Thursday, December 21, 2006

Lincoln's words, new context

Today I am reading the Daily Nation, a Kenya newspaper, from May 1963 (new project -- looking for news on discrimination against Asians in Kenya, something that troubled Thurgood Marshall). On May 10, page 12, a large headline across the top says only: Alabama, U.S.A., 1963. Below are photographs, mostly from Birmingham, Alabama, earlier that month, when Police Commissioner "Bull" Connor ordered the use of high-pressure fire hoses and police dogs on non-violent civil rights demonstrators. There is no story.

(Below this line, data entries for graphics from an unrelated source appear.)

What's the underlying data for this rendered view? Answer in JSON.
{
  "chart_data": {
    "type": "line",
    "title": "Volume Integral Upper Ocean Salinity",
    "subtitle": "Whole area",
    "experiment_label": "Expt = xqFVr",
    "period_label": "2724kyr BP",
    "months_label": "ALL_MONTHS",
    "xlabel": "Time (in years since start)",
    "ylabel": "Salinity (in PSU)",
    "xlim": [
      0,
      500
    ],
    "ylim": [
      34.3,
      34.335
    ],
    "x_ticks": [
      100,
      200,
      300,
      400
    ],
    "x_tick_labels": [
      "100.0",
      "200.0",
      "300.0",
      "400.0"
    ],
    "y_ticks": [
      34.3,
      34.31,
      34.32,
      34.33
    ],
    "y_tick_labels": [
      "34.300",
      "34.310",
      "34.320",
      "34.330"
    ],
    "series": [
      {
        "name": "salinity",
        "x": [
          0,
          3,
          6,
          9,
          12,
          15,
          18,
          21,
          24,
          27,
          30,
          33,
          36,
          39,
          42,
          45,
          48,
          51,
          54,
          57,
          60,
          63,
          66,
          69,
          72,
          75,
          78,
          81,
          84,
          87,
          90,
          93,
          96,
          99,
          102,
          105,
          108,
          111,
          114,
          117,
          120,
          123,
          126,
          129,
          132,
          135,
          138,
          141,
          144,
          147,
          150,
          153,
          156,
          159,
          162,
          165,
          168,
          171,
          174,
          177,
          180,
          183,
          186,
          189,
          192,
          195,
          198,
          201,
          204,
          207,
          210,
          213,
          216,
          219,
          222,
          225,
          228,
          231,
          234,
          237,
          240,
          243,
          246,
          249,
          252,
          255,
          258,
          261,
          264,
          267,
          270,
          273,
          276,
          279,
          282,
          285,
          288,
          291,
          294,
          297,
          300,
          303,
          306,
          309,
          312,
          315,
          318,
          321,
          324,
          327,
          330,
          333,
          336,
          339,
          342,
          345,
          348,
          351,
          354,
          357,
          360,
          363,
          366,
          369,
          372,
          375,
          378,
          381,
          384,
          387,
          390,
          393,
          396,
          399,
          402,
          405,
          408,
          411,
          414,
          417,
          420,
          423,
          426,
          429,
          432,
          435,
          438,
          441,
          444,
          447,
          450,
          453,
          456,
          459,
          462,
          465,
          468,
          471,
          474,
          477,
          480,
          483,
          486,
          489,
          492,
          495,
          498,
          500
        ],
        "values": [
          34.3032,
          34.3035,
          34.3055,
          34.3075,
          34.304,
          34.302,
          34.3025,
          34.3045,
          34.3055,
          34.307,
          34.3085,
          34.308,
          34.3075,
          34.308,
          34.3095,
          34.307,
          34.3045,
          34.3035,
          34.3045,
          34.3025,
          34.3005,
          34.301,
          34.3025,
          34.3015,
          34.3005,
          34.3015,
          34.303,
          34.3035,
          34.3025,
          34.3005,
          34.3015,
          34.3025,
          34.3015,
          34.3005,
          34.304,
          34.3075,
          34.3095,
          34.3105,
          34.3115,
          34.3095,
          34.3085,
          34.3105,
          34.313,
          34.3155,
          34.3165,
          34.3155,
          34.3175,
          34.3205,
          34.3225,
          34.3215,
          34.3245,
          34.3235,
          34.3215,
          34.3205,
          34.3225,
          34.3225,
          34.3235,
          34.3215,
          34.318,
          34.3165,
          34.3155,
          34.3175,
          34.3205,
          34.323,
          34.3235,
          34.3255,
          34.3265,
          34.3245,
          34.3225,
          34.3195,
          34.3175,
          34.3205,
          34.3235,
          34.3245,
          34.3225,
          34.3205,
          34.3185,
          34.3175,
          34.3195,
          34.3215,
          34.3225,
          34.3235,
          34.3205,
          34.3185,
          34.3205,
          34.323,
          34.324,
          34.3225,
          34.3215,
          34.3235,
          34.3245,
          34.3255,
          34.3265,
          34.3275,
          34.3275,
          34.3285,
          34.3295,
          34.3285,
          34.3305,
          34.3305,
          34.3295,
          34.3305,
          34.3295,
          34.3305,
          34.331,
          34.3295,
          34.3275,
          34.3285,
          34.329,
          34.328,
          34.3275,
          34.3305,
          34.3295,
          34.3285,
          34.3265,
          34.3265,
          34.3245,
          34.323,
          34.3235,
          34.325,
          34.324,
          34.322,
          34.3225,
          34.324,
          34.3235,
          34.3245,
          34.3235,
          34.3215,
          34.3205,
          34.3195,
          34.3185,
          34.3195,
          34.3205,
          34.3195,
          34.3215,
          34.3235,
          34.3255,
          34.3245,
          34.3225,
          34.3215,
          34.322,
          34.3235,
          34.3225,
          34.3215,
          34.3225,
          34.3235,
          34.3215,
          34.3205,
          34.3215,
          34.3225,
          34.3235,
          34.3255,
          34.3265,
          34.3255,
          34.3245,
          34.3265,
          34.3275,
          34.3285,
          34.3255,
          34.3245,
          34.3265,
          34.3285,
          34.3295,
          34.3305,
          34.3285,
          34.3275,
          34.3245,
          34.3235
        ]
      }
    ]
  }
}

Instead, surrounded by the photos is a text, with its own headline:

Gettysburg, U.S.A., 1863
'...It is rather for us to be here dedicated to the great task remaining before us -- that from these honored dead we take increased devotion to that cause for which they gave the last full measure of devotion; that we here highly resolve that these dead shall not have died in vain; that this nation, under God, shall have a new birth of freedom and that government of the people, by the people, for the people, shall not perish for the earth.'
-- ABRAHAM LINCOLN

I knew that other nations keenly followed civil rights in Birmingham, and often argued that the U.S. must live up to its own ideals before criticizing other nations for human rights abuses. (On that point, go here.) But I have never seen the point made quite this way.